— Пан генерал одно упускает из виду: нас угнетает не сам русский народ, а его правительство, кучка людей, чужих по большей части и самому русскому народу, только действующая от имени этой темной, слепой массы… Тот спит себе, как великан-циклоп, у которого хитрый Полифем выколол последний глаз… И во сне идет туда, куда желает маленький, хитрый поводырь, забравшийся на шею к великану… И этот поводырь, конечно, забирает все лакомые куски, как видит поблизости. Надо сказать жадному поводырю: "Руки прочь!" Вот только и всего!
— Беру ваше сравнение, пан профессор. Только согласитесь и вы: даже во сне, как послушный лунатик, слепой великан бредет туда, куда направляет его маленький, хитрый поводырь. Подбирая лучшие кусочки, этот вожатый умеет натравить гиганта на своих недругов, если не на врагов самой России… И плохо им тогда! Чего же вы хотите? Видеть вторую бойню в Праге?! Вспомнить Суворовский штурм?! Скажите!
— О, можете быть спокойны, этого не повторится! Стыдно признаться, генерал, но этот ужас случился не зря! Набат "варшавской заутрени", пасхальной резни вызвал, как эхо, гул канонады, которая сравняла с землею Прагу, оросила землю польскую кровью 30 000 ее сыновей, жен, стариков и детей. Если только мы будем умнее, ничего не повторится подобного, уверяю вас!.. Можете не опасаться, пане генерале!

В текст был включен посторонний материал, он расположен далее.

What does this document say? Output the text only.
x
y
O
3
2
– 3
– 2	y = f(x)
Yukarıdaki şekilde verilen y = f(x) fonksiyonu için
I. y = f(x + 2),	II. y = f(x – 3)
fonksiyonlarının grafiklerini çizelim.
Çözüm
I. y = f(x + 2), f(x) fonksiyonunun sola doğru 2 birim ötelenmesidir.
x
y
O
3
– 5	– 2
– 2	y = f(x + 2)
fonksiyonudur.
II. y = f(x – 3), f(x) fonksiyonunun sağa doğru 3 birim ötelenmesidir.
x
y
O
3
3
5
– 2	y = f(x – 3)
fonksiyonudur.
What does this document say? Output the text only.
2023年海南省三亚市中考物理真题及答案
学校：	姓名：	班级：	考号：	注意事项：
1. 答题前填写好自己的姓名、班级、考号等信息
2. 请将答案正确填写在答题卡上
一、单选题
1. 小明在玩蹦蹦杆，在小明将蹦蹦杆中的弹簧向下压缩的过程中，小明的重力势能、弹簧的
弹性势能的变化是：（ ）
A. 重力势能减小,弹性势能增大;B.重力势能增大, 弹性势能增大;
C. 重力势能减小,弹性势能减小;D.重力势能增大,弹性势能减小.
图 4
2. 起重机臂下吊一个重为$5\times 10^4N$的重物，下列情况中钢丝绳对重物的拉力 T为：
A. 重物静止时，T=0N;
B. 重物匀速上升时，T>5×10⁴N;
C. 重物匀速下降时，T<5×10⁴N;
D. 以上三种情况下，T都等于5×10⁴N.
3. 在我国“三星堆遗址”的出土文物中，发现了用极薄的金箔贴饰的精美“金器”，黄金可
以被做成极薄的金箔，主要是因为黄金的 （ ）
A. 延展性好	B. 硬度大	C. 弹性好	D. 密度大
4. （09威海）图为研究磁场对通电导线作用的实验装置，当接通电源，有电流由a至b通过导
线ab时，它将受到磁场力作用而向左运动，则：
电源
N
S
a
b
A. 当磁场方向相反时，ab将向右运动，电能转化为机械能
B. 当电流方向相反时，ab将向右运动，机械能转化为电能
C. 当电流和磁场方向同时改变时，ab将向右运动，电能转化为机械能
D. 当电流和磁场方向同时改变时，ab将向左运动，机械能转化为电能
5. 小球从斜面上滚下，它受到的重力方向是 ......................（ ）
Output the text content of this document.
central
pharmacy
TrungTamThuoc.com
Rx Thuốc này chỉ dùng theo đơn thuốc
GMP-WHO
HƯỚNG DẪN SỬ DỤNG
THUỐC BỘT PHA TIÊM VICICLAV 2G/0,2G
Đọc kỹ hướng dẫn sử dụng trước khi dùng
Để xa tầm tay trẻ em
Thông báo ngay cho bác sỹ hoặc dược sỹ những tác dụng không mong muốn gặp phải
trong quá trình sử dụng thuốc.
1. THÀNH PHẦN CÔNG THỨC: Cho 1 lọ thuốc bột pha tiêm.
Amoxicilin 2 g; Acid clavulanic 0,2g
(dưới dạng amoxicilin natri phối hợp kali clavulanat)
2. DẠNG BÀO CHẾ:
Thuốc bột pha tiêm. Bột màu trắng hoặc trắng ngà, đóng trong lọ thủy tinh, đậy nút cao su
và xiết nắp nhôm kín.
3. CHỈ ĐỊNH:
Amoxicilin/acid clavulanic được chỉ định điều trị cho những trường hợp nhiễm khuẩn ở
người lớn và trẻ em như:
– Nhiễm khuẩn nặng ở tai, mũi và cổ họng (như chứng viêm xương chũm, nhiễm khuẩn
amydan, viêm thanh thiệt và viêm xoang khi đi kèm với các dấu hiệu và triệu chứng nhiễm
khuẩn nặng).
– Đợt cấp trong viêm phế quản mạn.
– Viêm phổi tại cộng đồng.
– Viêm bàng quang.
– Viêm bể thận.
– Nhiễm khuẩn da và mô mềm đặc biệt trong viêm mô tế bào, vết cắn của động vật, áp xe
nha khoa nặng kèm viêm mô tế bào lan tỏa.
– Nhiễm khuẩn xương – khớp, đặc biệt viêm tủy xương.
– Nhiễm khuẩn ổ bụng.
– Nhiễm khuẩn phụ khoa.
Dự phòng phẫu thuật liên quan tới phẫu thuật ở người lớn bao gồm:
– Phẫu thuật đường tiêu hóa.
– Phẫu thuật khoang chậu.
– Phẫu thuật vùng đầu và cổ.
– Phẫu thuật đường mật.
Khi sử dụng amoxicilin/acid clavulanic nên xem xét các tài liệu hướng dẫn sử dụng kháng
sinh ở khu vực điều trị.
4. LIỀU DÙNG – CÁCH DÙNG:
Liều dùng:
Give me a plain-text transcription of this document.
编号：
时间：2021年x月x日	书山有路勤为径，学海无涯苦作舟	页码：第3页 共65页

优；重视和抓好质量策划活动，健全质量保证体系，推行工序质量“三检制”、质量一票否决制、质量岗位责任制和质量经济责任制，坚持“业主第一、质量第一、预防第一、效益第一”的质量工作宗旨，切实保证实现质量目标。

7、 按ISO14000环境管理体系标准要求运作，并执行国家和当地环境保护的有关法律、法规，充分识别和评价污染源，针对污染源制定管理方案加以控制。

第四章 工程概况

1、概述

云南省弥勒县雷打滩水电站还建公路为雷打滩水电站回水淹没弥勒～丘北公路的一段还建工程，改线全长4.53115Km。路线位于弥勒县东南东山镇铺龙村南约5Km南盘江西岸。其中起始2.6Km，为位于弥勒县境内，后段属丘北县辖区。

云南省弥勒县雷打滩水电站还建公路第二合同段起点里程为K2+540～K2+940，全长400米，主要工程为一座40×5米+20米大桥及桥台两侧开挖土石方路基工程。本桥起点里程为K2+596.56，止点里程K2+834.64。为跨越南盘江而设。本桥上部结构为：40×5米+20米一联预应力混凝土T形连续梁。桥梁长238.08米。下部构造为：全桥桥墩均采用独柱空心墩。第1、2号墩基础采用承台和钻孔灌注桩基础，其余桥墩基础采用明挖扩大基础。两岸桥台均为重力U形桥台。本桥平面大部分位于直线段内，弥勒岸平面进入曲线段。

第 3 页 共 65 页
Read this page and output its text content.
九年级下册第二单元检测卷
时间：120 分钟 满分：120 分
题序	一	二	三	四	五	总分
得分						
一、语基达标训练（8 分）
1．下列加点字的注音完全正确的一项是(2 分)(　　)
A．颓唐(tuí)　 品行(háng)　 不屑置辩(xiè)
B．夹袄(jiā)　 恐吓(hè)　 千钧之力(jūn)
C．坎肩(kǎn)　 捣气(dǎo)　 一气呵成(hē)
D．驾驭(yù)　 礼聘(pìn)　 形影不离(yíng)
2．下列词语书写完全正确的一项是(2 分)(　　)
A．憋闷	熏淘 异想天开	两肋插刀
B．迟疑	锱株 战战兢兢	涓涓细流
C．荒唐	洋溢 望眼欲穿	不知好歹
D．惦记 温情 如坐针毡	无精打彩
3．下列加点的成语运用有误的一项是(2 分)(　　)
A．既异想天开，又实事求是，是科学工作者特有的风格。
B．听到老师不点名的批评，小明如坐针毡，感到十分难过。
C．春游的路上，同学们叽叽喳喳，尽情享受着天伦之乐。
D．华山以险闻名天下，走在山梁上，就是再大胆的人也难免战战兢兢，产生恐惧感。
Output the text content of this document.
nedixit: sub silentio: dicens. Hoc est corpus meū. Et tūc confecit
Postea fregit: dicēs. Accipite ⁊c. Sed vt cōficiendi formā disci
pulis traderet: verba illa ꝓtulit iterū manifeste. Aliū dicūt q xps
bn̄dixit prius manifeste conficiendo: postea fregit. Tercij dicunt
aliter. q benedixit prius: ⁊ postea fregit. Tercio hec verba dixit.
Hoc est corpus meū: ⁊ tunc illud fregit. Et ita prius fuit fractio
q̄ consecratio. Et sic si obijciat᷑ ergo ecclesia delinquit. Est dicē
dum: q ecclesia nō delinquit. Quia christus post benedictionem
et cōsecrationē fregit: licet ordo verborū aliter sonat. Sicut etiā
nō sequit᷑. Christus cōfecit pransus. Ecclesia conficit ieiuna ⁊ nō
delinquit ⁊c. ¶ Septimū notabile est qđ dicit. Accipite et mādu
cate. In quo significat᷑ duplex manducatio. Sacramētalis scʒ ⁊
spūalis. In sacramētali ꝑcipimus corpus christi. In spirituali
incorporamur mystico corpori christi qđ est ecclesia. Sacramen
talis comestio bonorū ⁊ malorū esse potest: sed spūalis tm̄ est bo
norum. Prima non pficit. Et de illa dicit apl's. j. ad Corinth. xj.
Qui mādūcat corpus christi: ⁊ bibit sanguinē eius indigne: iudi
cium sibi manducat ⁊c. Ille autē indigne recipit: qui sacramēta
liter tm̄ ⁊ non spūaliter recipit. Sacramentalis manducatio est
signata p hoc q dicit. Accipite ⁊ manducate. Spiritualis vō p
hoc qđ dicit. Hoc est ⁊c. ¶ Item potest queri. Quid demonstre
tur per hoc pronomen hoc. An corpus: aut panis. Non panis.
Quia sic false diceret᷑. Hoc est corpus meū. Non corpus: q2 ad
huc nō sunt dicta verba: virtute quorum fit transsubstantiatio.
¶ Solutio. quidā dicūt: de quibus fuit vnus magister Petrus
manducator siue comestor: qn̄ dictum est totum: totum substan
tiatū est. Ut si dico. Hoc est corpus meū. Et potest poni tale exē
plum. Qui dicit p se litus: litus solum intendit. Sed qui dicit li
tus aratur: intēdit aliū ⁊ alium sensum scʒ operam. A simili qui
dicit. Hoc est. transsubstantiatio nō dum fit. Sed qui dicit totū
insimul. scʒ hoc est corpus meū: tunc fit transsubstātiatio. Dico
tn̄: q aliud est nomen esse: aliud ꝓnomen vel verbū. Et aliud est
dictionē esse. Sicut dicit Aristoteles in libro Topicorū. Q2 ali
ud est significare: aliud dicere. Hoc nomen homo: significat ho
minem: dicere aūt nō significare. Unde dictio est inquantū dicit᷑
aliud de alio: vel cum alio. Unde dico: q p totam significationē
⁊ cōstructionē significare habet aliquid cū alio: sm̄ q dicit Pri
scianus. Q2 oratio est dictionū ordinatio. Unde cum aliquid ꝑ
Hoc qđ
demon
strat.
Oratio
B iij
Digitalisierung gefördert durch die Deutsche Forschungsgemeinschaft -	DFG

— Позвольте, позвольте, — мягко, убедительно заговорил Любецкой, видя, что у Хлопицкого загорелись глаза и на лбу вздулись жилы от возбуждения. — Тут ни о каких личных опасениях и речи нет. Мы обсуждаем положение вещей, как добрые друзья и патриоты, не так ли? Ну, видит генерал, господин профессор подтверждает это. А в то же время, господин судья что-то хочет сказать. Послушаем, что скажет господин судья!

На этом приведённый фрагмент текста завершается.